L'auteur de l'entrée est Raymond A. Morrow, co-auteur du tome séminal Social Théorie et éducation : une critique des théories sociales et culturelles de la reproduction (1995), qui retrace l'histoire de la théorie de la reproduction sociale et de l'éducation, qui comprend une version complète de cette entrée d'interprétation par Louis Althusser. Raymond A. Morrow n'est pas seul dans cette interprétation. Cela fait suite à un sens commun à propos d'Althusser dans la littérature critique sur l'éducation plus largement. Une version de la lecture de Raymond A. Morrow peut être trouvée dans les premiers textes fondateurs des fondateurs du domaine Michael Apple et Henry A. Giroux pour prendre des références plus contemporaines. Le consensus dans le domaine, qui prévaut encore aujourd'hui, est que si la théorie d'Althusser des Appareils Idéologiques d'État (ISA) était une tentative importante pour comprendre l'éducation dans une société capitaliste d'un point de vue marxiste, elle a échoué en raison de son fonctionnalisme et de son incapacité à reconnaître le agence concrète des personnes dans et autour des écoles.

Bien que cette lecture ait un air de finalisme, la même année que fut publiée l'entrée de Raymond A. Morrow dans l'Encyclopédie, le livre de Louis Althusser De la reproduction du capitalisme (2014) est apparu pour la première fois en traduction anglaise. L'importance de cette traduction ne doit pas être sous-estimée. Le livre est le texte complet dont le célèbre essai d'Althusser (1970) sur les Appareils idéologiques d'État a été initialement extrait. Cet essai, intitulé « Idéologie et appareils idéologiques de l'État : notes pour une enquête », a fourni il y a plus d'une génération le compte rendu définitif de la pensée d'Althusser sur l'éducation ; mais le livre dont il est tiré a rarement, voire jamais, été mentionné dans la littérature de recherche en éducation. Il n'était disponible qu'en français en 1993 et ​​n'était accessible aux lecteurs anglais que soixante ans après la publication de son extrait.

Juxtaposant l'entrée de l'Encyclopédie Morrow sur Althusser et De la reproduction du capitalisme, publié la même année, aborde la question de la revisitation de la théorie de l'éducation d'Althusser. Althusser connaît une sorte de renaissance dans les sciences humaines et sociales avec plusieurs autres nouvelles traductions publiées, dont la première traduction complète en anglais de Capitale de la lecture (2016).
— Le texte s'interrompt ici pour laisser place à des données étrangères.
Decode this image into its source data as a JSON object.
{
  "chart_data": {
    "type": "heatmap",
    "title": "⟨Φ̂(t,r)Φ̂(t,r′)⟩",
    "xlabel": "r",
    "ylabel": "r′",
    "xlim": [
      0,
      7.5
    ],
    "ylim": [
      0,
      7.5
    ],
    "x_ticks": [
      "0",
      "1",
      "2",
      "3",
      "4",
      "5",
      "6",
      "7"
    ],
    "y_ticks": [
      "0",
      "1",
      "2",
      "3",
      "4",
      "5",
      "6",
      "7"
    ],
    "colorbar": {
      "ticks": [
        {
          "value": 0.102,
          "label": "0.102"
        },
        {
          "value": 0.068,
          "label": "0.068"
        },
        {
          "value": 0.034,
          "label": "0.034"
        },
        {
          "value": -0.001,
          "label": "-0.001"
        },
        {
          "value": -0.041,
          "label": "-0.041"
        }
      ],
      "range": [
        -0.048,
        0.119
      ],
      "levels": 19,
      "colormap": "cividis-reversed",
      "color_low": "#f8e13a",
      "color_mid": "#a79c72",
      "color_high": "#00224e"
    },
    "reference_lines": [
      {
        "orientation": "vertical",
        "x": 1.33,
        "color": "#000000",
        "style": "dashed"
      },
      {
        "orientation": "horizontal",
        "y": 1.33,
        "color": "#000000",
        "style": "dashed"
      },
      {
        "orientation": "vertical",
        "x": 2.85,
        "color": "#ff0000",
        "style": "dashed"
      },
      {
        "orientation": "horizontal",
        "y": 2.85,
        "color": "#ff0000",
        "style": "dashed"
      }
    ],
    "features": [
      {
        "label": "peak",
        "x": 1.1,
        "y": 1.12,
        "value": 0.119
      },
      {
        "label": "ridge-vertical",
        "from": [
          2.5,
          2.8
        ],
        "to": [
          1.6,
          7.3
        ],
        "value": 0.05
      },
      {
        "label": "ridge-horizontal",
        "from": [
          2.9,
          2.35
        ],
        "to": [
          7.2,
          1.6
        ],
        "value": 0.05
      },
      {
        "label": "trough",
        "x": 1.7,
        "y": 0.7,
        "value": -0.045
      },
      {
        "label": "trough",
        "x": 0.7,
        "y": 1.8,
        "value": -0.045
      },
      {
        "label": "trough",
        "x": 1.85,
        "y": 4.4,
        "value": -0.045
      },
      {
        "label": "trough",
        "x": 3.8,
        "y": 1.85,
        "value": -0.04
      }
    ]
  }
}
Une partie de cette résurgence s'est concentrée spécifiquement sur les appareils idéologiques d'État, l'idéologie et la reproduction. Alors que certaines des premières voix ont suggéré une telle révision, le retour plus récent à Louis Althusser n'a pas encore atteint la recherche en éducation. Étant donné que nous avons le texte intégral duquel l'expression originale de la théorie révolutionnaire de l'éducation de Louis Althusser a été extraite, et compte tenu de la nouvelle vague d'intérêt pour la théorie, les spécialistes de l'éducation devraient être curieux du contenu de la théorie de l'éducation de Louis Althusser. comment la lecture du sens commun en éducation critique a émergé, et si ce sens commun tient le coup.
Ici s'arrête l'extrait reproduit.